Evaluating GPT-4.5 for Financial Reasoning and Greek Financial Tasks
Introduction
GPT-4.5 is the latest upgrade in OpenAI's GPT family, promising improved reasoning and better general performance across domains. To understand how well this general-purpose powerhouse handles domain-specific financial challenges, we evaluated GPT-4.5 on two of TheFinAI’s open leaderboards:
Financial Reasoning: A benchmark for complex numerical and textual reasoning in finance, with tasks like table-based QA, document analysis, and financial math problems.
Greek Financial Tasks: A comprehensive benchmark for financial NLP in Greek, spanning entity recognition, question answering, summarization, and classification.
The results offer valuable insights into GPT-4.5’s strengths and limitations when applied to the nuanced world of finance, and particularly how it fares against domain-specific models.
Financial Reasoning: Strong Math, but Troubled Reasoning
Analysis
Solid Financial QA Performance: GPT-4.5 scores 68.94% on FinQA, showing that it handles fact retrieval and reasoning in financial contexts reasonably well. It outperforms smaller GPT variants (GPT-o1, GPT-o3-mini), but still lags behind specialized models like DeepSeek-V3 (73.2%). This highlights competence in general-purpose financial QA, but not best-in-class precision.
Struggles with Long-Form Document Reasoning: On DM-Simplong, GPT-4.5 scores 59%, which is only a minor improvement over GPT-o3-mini (59%) and GPT-o1 (56%). This reflects difficulty handling long, complex financial documents, especially where domain-specific document structures (like regulatory filings) are involved.
Limited Financial Math Capability: In XBRL-Math, GPT-4.5 reaches 74.44%, which is significantly behind DeepSeek-R1 (86.67%) and Qwen2.5-72B-Instruct-Math (83.33%). This suggests GPT-4.5’s general numerical reasoning is solid, but it lacks awareness of financial-specific math patterns (e.g., handling accounting calculations, structured numeric formats in XBRL reports).
What This Tells Us
👉 GPT-4.5’s general reasoning is strong, but it struggles with the specialized reasoning and formatting rules found in financial documents — particularly for long-form documents and structured numeric data.
Greek Financial Tasks: Strong QA, But Outperformed by Specialized Models
Analysis
Exceptional QA Performance: GPT-4.5 achieves the highest score on Greek financial question answering (74.67%), indicating excellent language understanding and fact retrieval abilities.

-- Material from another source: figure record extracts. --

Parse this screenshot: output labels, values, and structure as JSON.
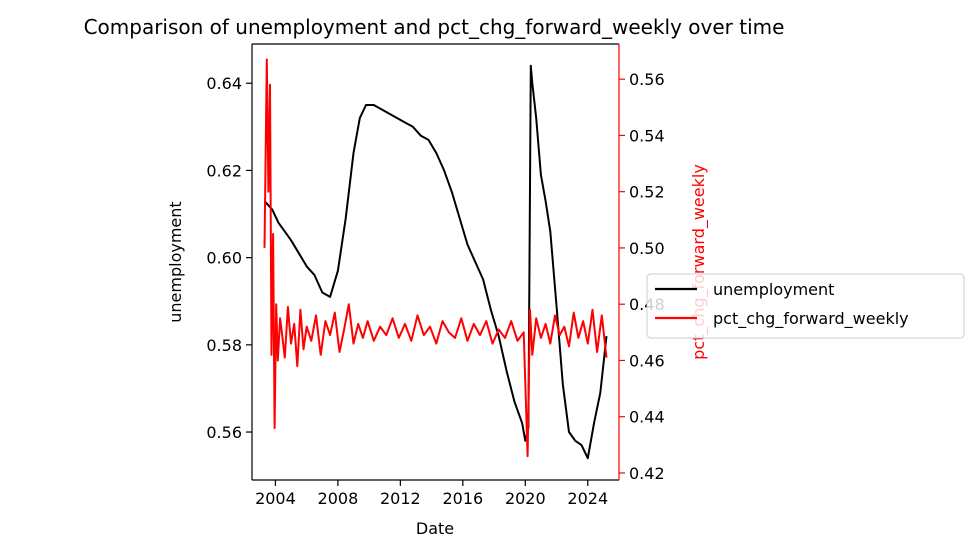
{
  "chart_data": {
    "type": "line",
    "title": "Comparison of unemployment and pct_chg_forward_weekly over time",
    "xlabel": "Date",
    "ylabel_left": "unemployment",
    "ylabel_right": "pct_chg_forward_weekly",
    "xlim": [
      2002.5,
      2026.0
    ],
    "ylim_left": [
      0.549,
      0.649
    ],
    "ylim_right": [
      0.4175,
      0.5725
    ],
    "x_ticks": [
      2004,
      2008,
      2012,
      2016,
      2020,
      2024
    ],
    "x_tick_labels": [
      "2004",
      "2008",
      "2012",
      "2016",
      "2020",
      "2024"
    ],
    "y_left_ticks": [
      0.56,
      0.58,
      0.6,
      0.62,
      0.64
    ],
    "y_left_tick_labels": [
      "0.56",
      "0.58",
      "0.60",
      "0.62",
      "0.64"
    ],
    "y_right_ticks": [
      0.42,
      0.44,
      0.46,
      0.48,
      0.5,
      0.52,
      0.54,
      0.56
    ],
    "y_right_tick_labels": [
      "0.42",
      "0.44",
      "0.46",
      "0.48",
      "0.50",
      "0.52",
      "0.54",
      "0.56"
    ],
    "grid": false,
    "legend_position": "right",
    "series": [
      {
        "name": "unemployment",
        "axis": "left",
        "color": "#000000",
        "x": [
          2003.3,
          2003.8,
          2004.2,
          2004.6,
          2005.0,
          2005.5,
          2006.0,
          2006.5,
          2007.0,
          2007.5,
          2008.0,
          2008.5,
          2009.0,
          2009.4,
          2009.8,
          2010.3,
          2010.8,
          2011.3,
          2011.8,
          2012.3,
          2012.8,
          2013.3,
          2013.8,
          2014.3,
          2014.8,
          2015.3,
          2015.8,
          2016.3,
          2016.8,
          2017.3,
          2017.8,
          2018.3,
          2018.8,
          2019.3,
          2019.8,
          2020.0,
          2020.2,
          2020.35,
          2020.45,
          2020.7,
          2021.0,
          2021.3,
          2021.6,
          2022.0,
          2022.4,
          2022.8,
          2023.2,
          2023.6,
          2024.0,
          2024.4,
          2024.8,
          2025.2
        ],
        "y": [
          0.613,
          0.611,
          0.608,
          0.606,
          0.604,
          0.601,
          0.598,
          0.596,
          0.592,
          0.591,
          0.597,
          0.609,
          0.624,
          0.632,
          0.635,
          0.635,
          0.634,
          0.633,
          0.632,
          0.631,
          0.63,
          0.628,
          0.627,
          0.624,
          0.62,
          0.615,
          0.609,
          0.603,
          0.599,
          0.595,
          0.588,
          0.582,
          0.574,
          0.567,
          0.562,
          0.558,
          0.561,
          0.644,
          0.64,
          0.632,
          0.619,
          0.613,
          0.606,
          0.589,
          0.571,
          0.56,
          0.558,
          0.557,
          0.554,
          0.562,
          0.569,
          0.582
        ]
      },
      {
        "name": "pct_chg_forward_weekly",
        "axis": "right",
        "color": "#ff0000",
        "x": [
          2003.3,
          2003.45,
          2003.55,
          2003.65,
          2003.75,
          2003.85,
          2003.95,
          2004.05,
          2004.15,
          2004.3,
          2004.45,
          2004.6,
          2004.8,
          2005.0,
          2005.2,
          2005.4,
          2005.6,
          2005.8,
          2006.0,
          2006.3,
          2006.6,
          2006.9,
          2007.2,
          2007.5,
          2007.8,
          2008.1,
          2008.4,
          2008.7,
          2009.0,
          2009.3,
          2009.6,
          2009.9,
          2010.3,
          2010.7,
          2011.1,
          2011.5,
          2011.9,
          2012.3,
          2012.7,
          2013.1,
          2013.5,
          2013.9,
          2014.3,
          2014.7,
          2015.1,
          2015.5,
          2015.9,
          2016.3,
          2016.7,
          2017.1,
          2017.5,
          2017.9,
          2018.3,
          2018.7,
          2019.1,
          2019.5,
          2019.9,
          2020.15,
          2020.3,
          2020.45,
          2020.7,
          2021.0,
          2021.3,
          2021.6,
          2021.9,
          2022.2,
          2022.5,
          2022.8,
          2023.1,
          2023.4,
          2023.7,
          2024.0,
          2024.3,
          2024.6,
          2024.9,
          2025.2
        ],
        "y": [
          0.5,
          0.567,
          0.52,
          0.558,
          0.462,
          0.505,
          0.436,
          0.48,
          0.46,
          0.475,
          0.468,
          0.461,
          0.479,
          0.466,
          0.473,
          0.458,
          0.478,
          0.464,
          0.472,
          0.467,
          0.476,
          0.462,
          0.474,
          0.469,
          0.477,
          0.463,
          0.471,
          0.48,
          0.466,
          0.473,
          0.468,
          0.474,
          0.467,
          0.472,
          0.469,
          0.475,
          0.468,
          0.473,
          0.467,
          0.476,
          0.469,
          0.472,
          0.466,
          0.474,
          0.47,
          0.468,
          0.475,
          0.467,
          0.473,
          0.469,
          0.474,
          0.466,
          0.471,
          0.468,
          0.474,
          0.467,
          0.47,
          0.426,
          0.478,
          0.462,
          0.475,
          0.468,
          0.473,
          0.466,
          0.476,
          0.469,
          0.472,
          0.465,
          0.477,
          0.468,
          0.474,
          0.466,
          0.478,
          0.463,
          0.476,
          0.461
        ]
      }
    ]
  }
}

Struggles with Greek Numerical Entities: GPT-4.5 falls short on FinNum (21.76%), which focuses on recognizing and interpreting numerical values in Greek financial text — a domain task where localized patterns matter more than general reasoning.

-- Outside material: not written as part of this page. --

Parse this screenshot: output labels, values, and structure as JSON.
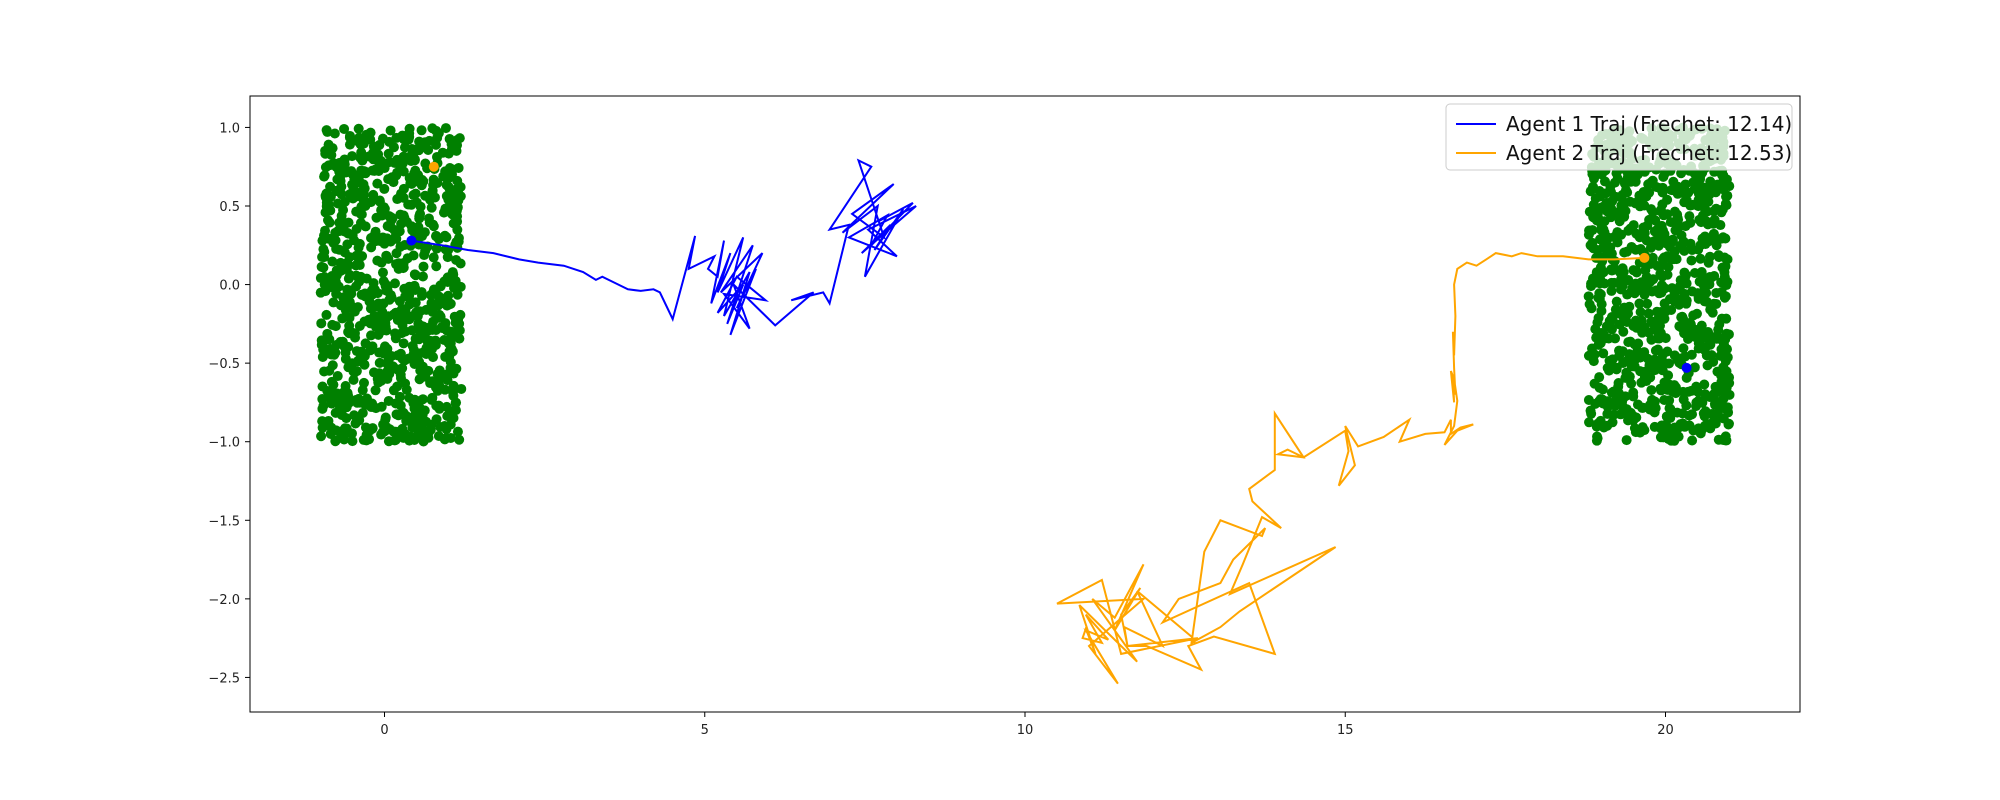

Mediocre Summarization & Classification: GPT-4.5 also underperforms on multi-class classification (MultiFin), indicating that broad multilingual training doesn’t always transfer well to Greek financial terminology.
What This Tells Us
👉 GPT-4.5’s general understanding and factual reasoning are top-tier, but it lacks the fine-grained pattern recognition and financial format awareness needed for high accuracy in Greek financial documents.
👉 Specialized models like plutus-8B, trained specifically on Greek financial texts, retain a substantial edge on numeric entity recognition and overall average performance.